“İmdat” - Havadis Gazetesi | Kıbrıs Haber
Cuma, Nisan 19, 2024
Köşe Yazarları

“İmdat”

Ahmet OkanAhmet Okan

“Biraz deniz havası vursun diye Girne’ye gittim bugün. Gel gör ki Girne yerinde yoktu…”  (Cengiz Erdem, Beni Bu Dışarıdan Çıkarın, Ankara, 2007, s, 32.)


Nere gitseniz öyledir.

Sadece kuzeyde değil, güneyde de durum aynıdır.

Sanki Baf yerinde duruyor mu ya da Leymosun?

Kapılar açıldıktan sonra ilk kez Baf’a gittiğimizde Baf yerinde yoktu.

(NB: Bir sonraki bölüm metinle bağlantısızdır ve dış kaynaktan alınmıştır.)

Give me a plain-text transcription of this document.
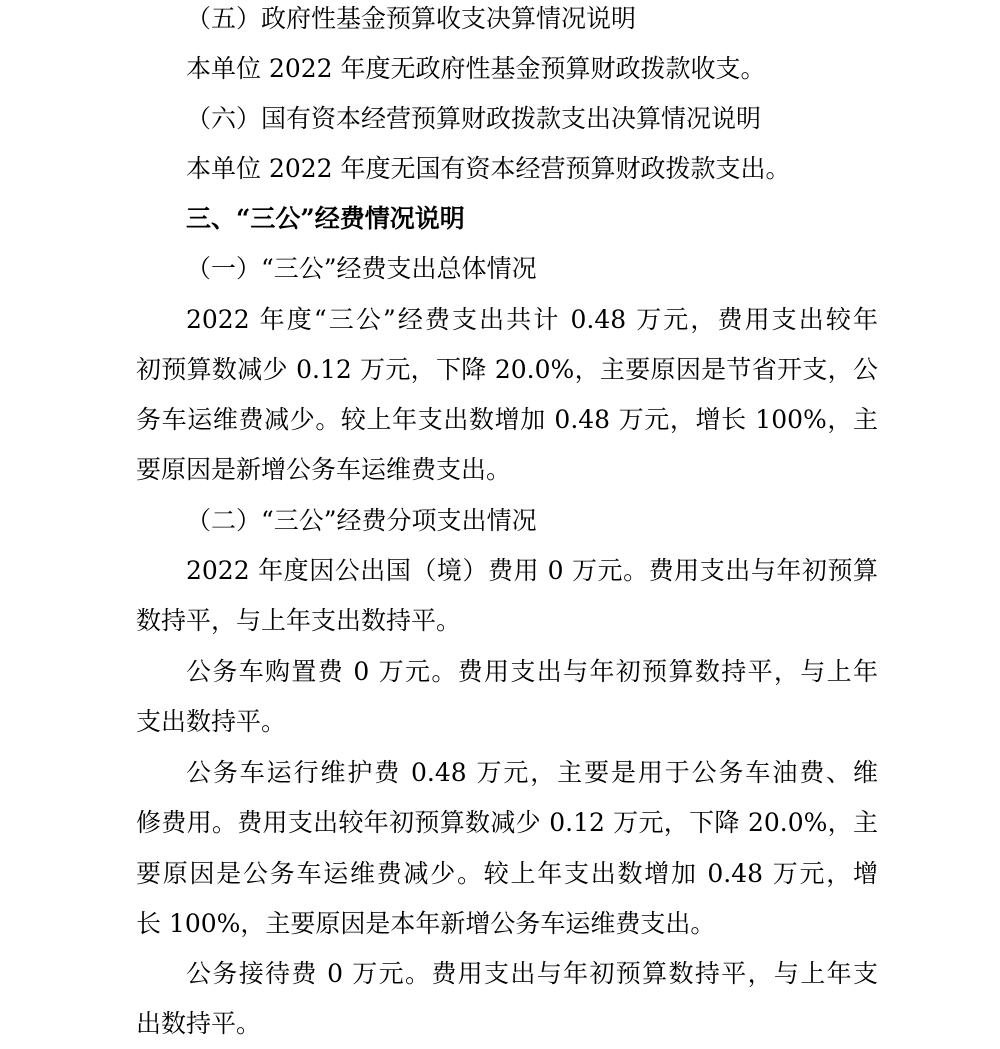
（五）政府性基金预算收支决算情况说明
本单位 2022 年度无政府性基金预算财政拨款收支。
（六）国有资本经营预算财政拨款支出决算情况说明
本单位 2022 年度无国有资本经营预算财政拨款支出。
三、“三公”经费情况说明
（一）“三公”经费支出总体情况
2022 年度“三公”经费支出共计 0.48 万元，费用支出较年
初预算数减少 0.12 万元，下降 20.0%，主要原因是节省开支，公
务车运维费减少。较上年支出数增加 0.48 万元，增长 100%，主
要原因是新增公务车运维费支出。
（二）“三公”经费分项支出情况
2022 年度因公出国（境）费用 0 万元。费用支出与年初预算
数持平，与上年支出数持平。
公务车购置费 0 万元。费用支出与年初预算数持平，与上年
支出数持平。
公务车运行维护费 0.48 万元，主要是用于公务车油费、维
修费用。费用支出较年初预算数减少 0.12 万元，下降 20.0%，主
要原因是公务车运维费减少。较上年支出数增加 0.48 万元，增
长 100%，主要原因是本年新增公务车运维费支出。
公务接待费 0 万元。费用支出与年初预算数持平，与上年支
出数持平。
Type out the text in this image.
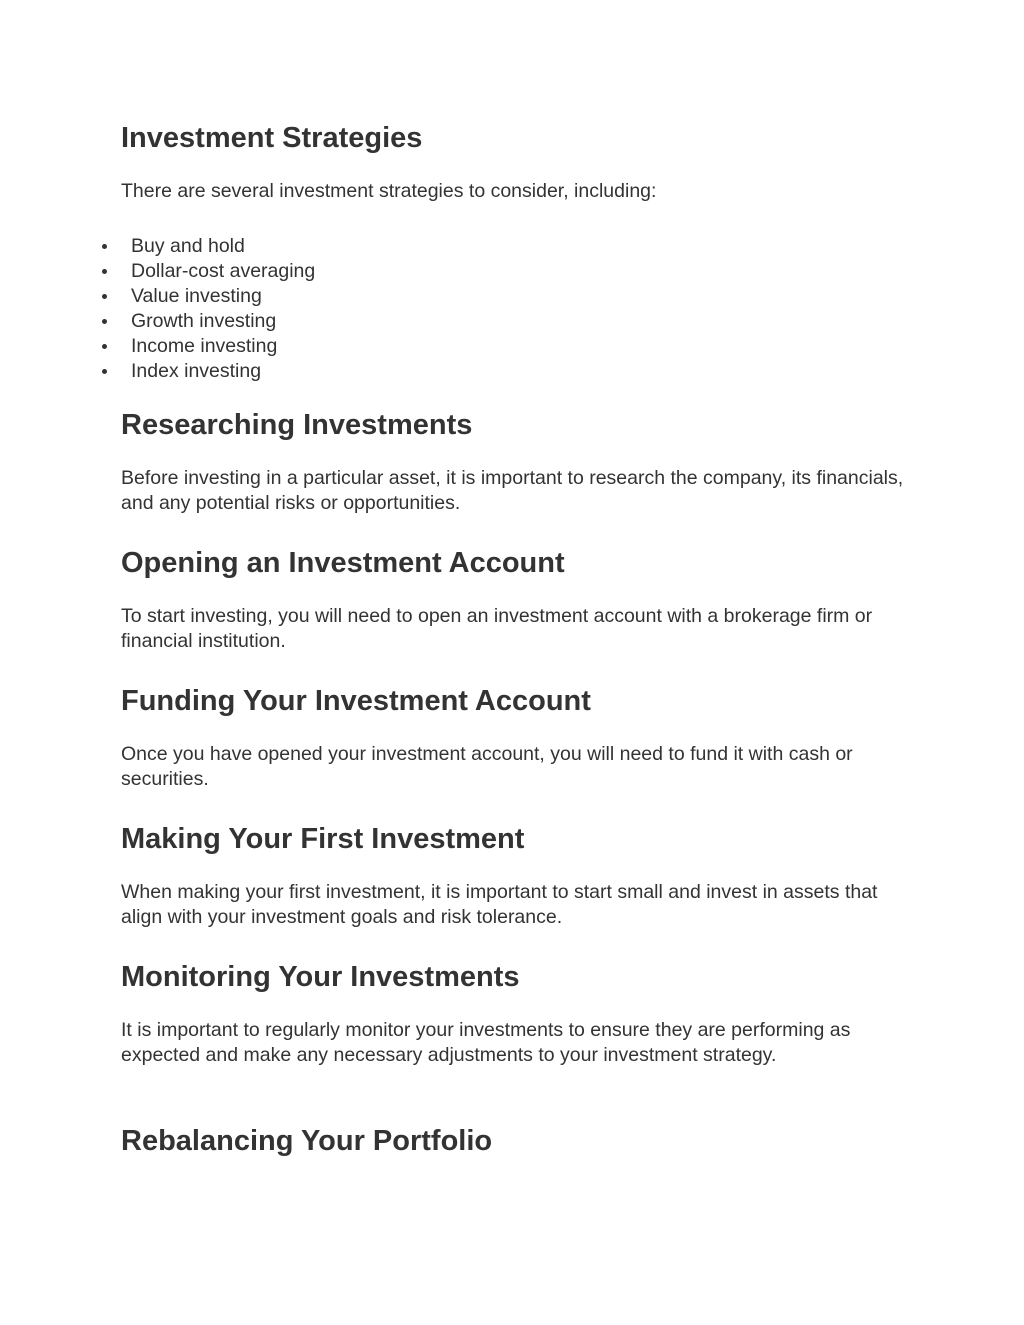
Investment Strategies

There are several investment strategies to consider, including:

Buy and hold
Dollar-cost averaging
Value investing
Growth investing
Income investing
Index investing
Researching Investments

Before investing in a particular asset, it is important to research the company, its financials, and any potential risks or opportunities.

Opening an Investment Account

To start investing, you will need to open an investment account with a brokerage firm or financial institution.

Funding Your Investment Account

Once you have opened your investment account, you will need to fund it with cash or securities.

Making Your First Investment

When making your first investment, it is important to start small and invest in assets that align with your investment goals and risk tolerance.

Monitoring Your Investments

It is important to regularly monitor your investments to ensure they are performing as expected and make any necessary adjustments to your investment strategy.

Rebalancing Your Portfolio
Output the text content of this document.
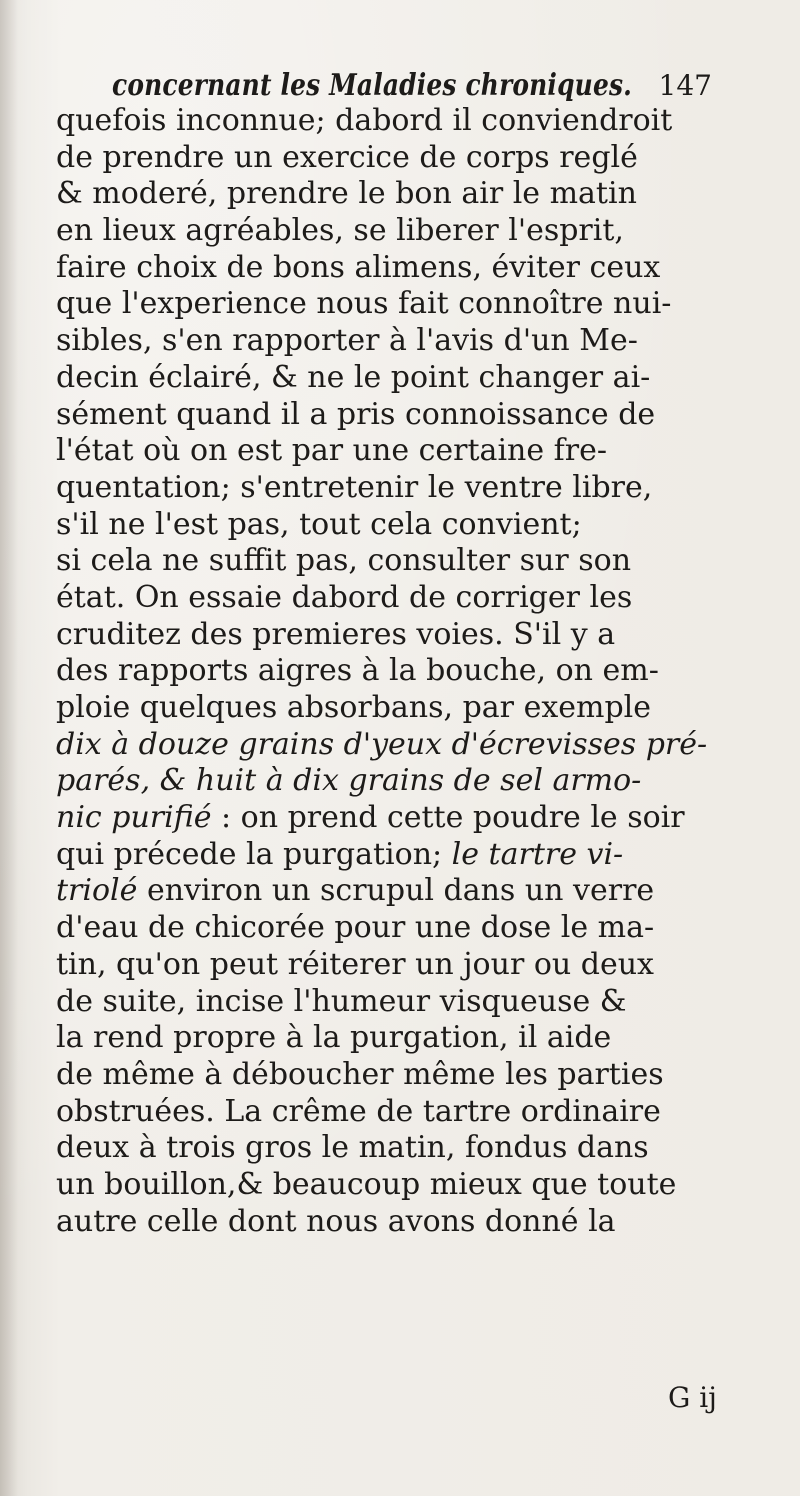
concernant les Maladies chroniques. 147
quefois inconnue; dabord il conviendroit
de prendre un exercice de corps reglé
& moderé, prendre le bon air le matin
en lieux agréables, se liberer l'esprit,
faire choix de bons alimens, éviter ceux
que l'experience nous fait connoître nui-
sibles, s'en rapporter à l'avis d'un Me-
decin éclairé, & ne le point changer ai-
sément quand il a pris connoissance de
l'état où on est par une certaine fre-
quentation; s'entretenir le ventre libre,
s'il ne l'est pas, tout cela convient;
si cela ne suffit pas, consulter sur son
état. On essaie dabord de corriger les
cruditez des premieres voies. S'il y a
des rapports aigres à la bouche, on em-
ploie quelques absorbans, par exemple
dix à douze grains d'yeux d'écrevisses pré-
parés, & huit à dix grains de sel armo-
nic purifié : on prend cette poudre le soir
qui précede la purgation; le tartre vi-
triolé environ un scrupul dans un verre
d'eau de chicorée pour une dose le ma-
tin, qu'on peut réiterer un jour ou deux
de suite, incise l'humeur visqueuse &
la rend propre à la purgation, il aide
de même à déboucher même les parties
obstruées. La crême de tartre ordinaire
deux à trois gros le matin, fondus dans
un bouillon,& beaucoup mieux que toute
autre celle dont nous avons donné la
G ij
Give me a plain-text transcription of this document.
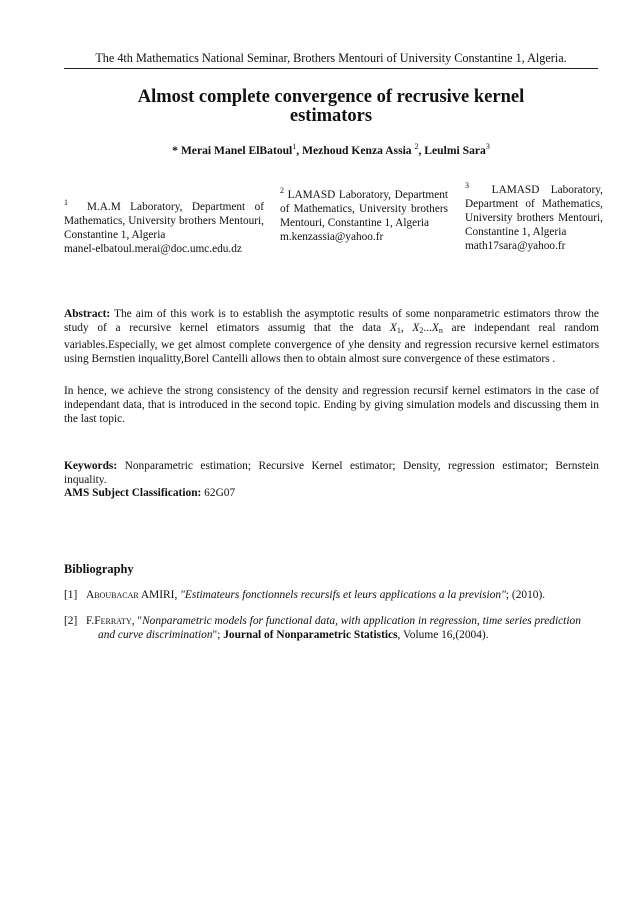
The 4th Mathematics National Seminar, Brothers Mentouri of University Constantine 1, Algeria.
Almost complete convergence of recrusive kernel
estimators
* Merai Manel ElBatoul$^1$, Mezhoud Kenza Assia $^2$, Leulmi Sara$^3$
$^1$ M.A.M Laboratory, Department of Mathematics, University brothers Mentouri, Constantine 1, Algeria
manel-elbatoul.merai@doc.umc.edu.dz
$^2$ LAMASD Laboratory, Department of Mathematics, University brothers Mentouri, Constantine 1, Algeria
m.kenzassia@yahoo.fr
$^3$ LAMASD Laboratory, Department of Mathematics, University brothers Mentouri, Constantine 1, Algeria
math17sara@yahoo.fr
Abstract: The aim of this work is to establish the asymptotic results of some nonparametric estimators throw the study of a recursive kernel etimators assumig that the data $X_1$, $X_2...X_n$ are independant real random variables.Especially, we get almost complete convergence of yhe density and regression recursive kernel estimators using Bernstien inqualitty,Borel Cantelli allows then to obtain almost sure convergence of these estimators .
In hence, we achieve the strong consistency of the density and regression recursif kernel estimators in the case of independant data, that is introduced in the second topic. Ending by giving simulation models and discussing them in the last topic.
Keywords: Nonparametric estimation; Recursive Kernel estimator; Density, regression estimator; Bernstein inquality.
AMS Subject Classification: 62G07
Bibliography
[1] Aboubacar AMIRI, "Estimateurs fonctionnels recursifs et leurs applications a la prevision"; (2010).
[2] F.Ferraty, "Nonparametric models for functional data, with application in regression, time series prediction and curve discrimination"; Journal of Nonparametric Statistics, Volume 16,(2004).
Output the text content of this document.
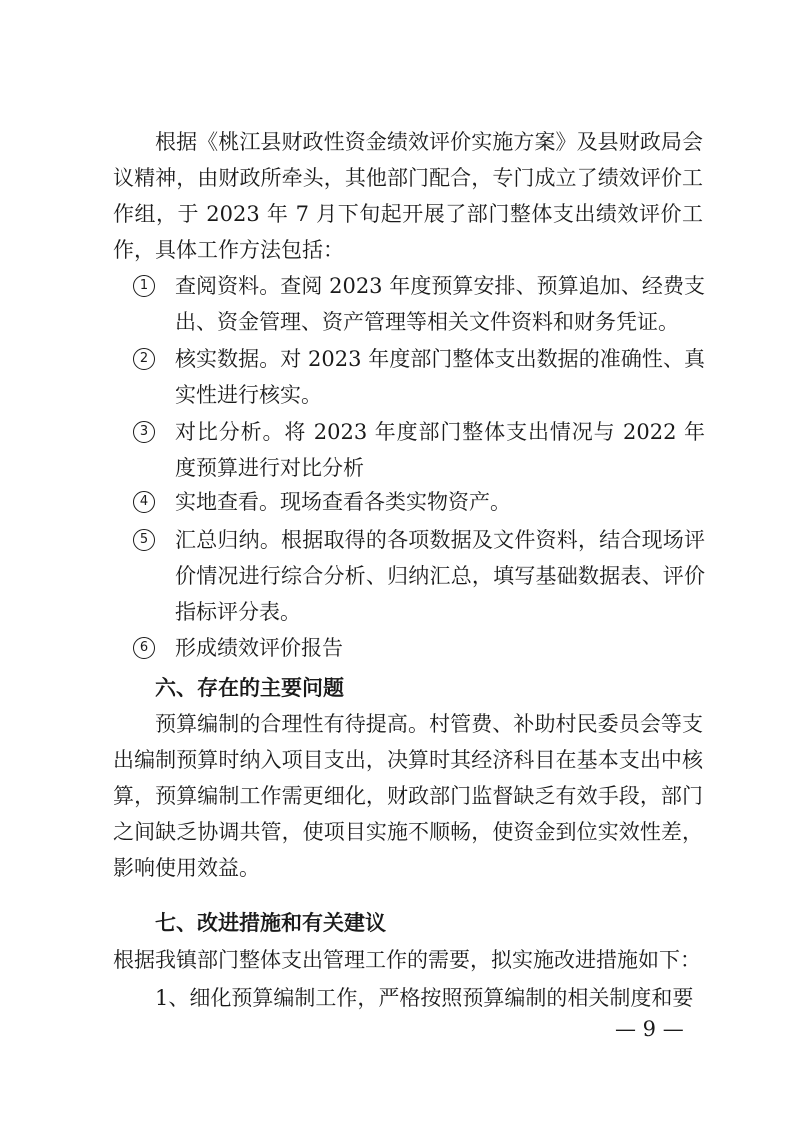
根据《桃江县财政性资金绩效评价实施方案》及县财政局会议精神，由财政所牵头，其他部门配合，专门成立了绩效评价工作组，于 2023 年 7 月下旬起开展了部门整体支出绩效评价工作，具体工作方法包括：

1	查阅资料。查阅 2023 年度预算安排、预算追加、经费支出、资金管理、资产管理等相关文件资料和财务凭证。
2	核实数据。对 2023 年度部门整体支出数据的准确性、真实性进行核实。
3	对比分析。将 2023 年度部门整体支出情况与 2022 年度预算进行对比分析
4	实地查看。现场查看各类实物资产。
5	汇总归纳。根据取得的各项数据及文件资料，结合现场评价情况进行综合分析、归纳汇总，填写基础数据表、评价指标评分表。
6	形成绩效评价报告
六、存在的主要问题

预算编制的合理性有待提高。村管费、补助村民委员会等支出编制预算时纳入项目支出，决算时其经济科目在基本支出中核算，预算编制工作需更细化，财政部门监督缺乏有效手段，部门之间缺乏协调共管，使项目实施不顺畅，使资金到位实效性差，影响使用效益。

七、改进措施和有关建议

根据我镇部门整体支出管理工作的需要，拟实施改进措施如下：

1、细化预算编制工作，严格按照预算编制的相关制度和要

— 9 —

Sorasımız gelmişti Baf nersi? diye Baf’ın içinde!

Başka bir ülkedesiniz!

Lefkoşa’dasınız ama değilsiniz,

Girnelisiniz mesela ama Girne’de değilsiniz!

Öyledir yerinde yokturlar.

Onların yerinde başka şehirler vardır.

Köyleri de, kasabaları da yokturlar; yok olmuşlardır.

Kaybolan uçurtma gibidirler; o köylerde, şehirlerde ve kasabalarda yaşayanlar nerededir, ne yapıyorlar kimseler bilmemektedir, dediğimiz gibi uçup giden, gözden kaybolan uçurtmalar gibidirler…

O şehirlerin ahalileri yoktur, sandalları da yoktur, bisikletleri de yoktur, evleri de, karyolaları da, tel ve aynalı dolapları da, sokakları ve mahalleleri de, okulları, bakkalları da yoktur.

Ne lingirileri vardır ne topları ne pirilileri.

Nereye gitseniz, nereye baksanız yokturlar; yok oldular yok olacaklarını biliyorlar mıydı bilmiyorum ama yok olan en mükemmel ahaliydiler zaten…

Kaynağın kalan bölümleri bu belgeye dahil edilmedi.